"Guitar Slim" was born Eddie Jones on December 10, 1926 in Mississippi. The single mother who gave birth to him died when he was five, so his grandmother raised him and he spent his teen years in the cotton fields. He spent his free time at the local juke joints and starting sitting in as a singer or dancer; he was good enough to be nicknamed "Limber Legs."

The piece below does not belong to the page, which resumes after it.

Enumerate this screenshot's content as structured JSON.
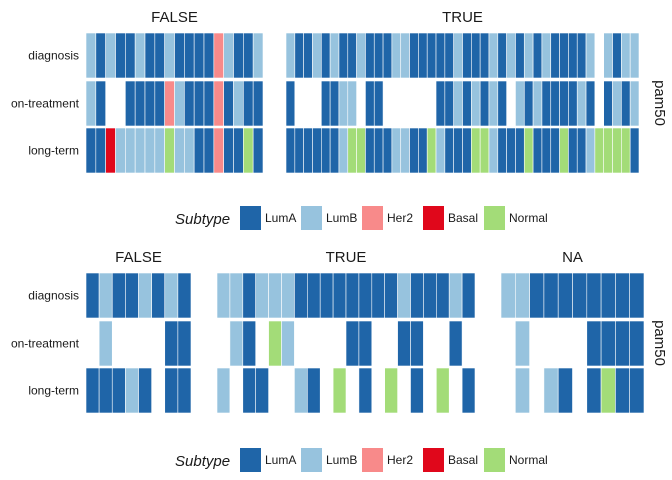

After he got back from his World War II military service, he started playing clubs around New Orleans. Bandleader Willie Warren had introduced him to the guitar, and he was particularly influenced by T-Bone Walker and Clarence "Gatemouth" Brown. About 1950 he adopted the stage name "Guitar Slim" and started becoming known for his wild stage act. He wore bright-colored suits and dyed his hair to match them, had an assistant follow him around the audience with up to 350 feet of cord between amplifier and guitar, and would occasionally get up on his assistant's shoulders, or even take his guitar outside the club and bring traffic to a stop. His sound was just as unusual -- he was playing with distorted guitar more than a decade before rock guitarists did the same, and his gospel-influenced vocals were easily identifiable.

His first recording session was in 1951, and he had a minor R&B hit in 1952 with "Feelin' Sad," which Ray Charles liked enough to cover, and also to play on Slim's later recordings. However, his biggest success was 1954's "The Things That I Used to Do," which is supposed to have come to him in a dream. "A devil and angel fought each other with their own sets of lyrics. Of course, being a blues song, the devil's lyrics had won out." The song spent six weeks at number one on the R&B charts and sold over a million copies, soon becoming blues standard. The tour made on the strength of this song sold out a week of dates at the Apollo Theater, something even Sammy Davis, Jr. wasn't able to do.

Slim was a great drinker and a womanizer; he missed some 1954 tour dates due to a car accident involving alcohol, and he was often said to have a different woman with him every night. He continued to write and tour, and had some other hits such as "It Hurts To Love Someone" and "Down Through The Years," but nothing at the level of "The Things That I Used To Do."

In 1959, he was having breathing problems stemming from his drinking. He and a band went on tour anyway, and while they were in New York state he developed pneumonia. Despite a doctor's advice, he didn't stop drinking, and had to be carried to his room in New York City. The band thought he was just drunk, but when he could not be revived, a doctor was summoned. Unfortunately, the bronchial pneumonia and the alcohol had combined to kill him. He was buried with his guitar in an unmarked grave in Thibodeaux, Louisiana, where he was living at the time, and his death did not even get much publicity due to the plane crash that killed Buddy Holly, Ritchie Valens, and the Big Bopper a few days before.

Despite his short recording career, Guitar Slim is acknowleged as an influence by many blues and rock musicians (especially all those who covered "The Things That I Used To Do"). One of his several children plays under the name of Guitar Slim, Jr. and plays a lot of his father's material around New Orleans clubs.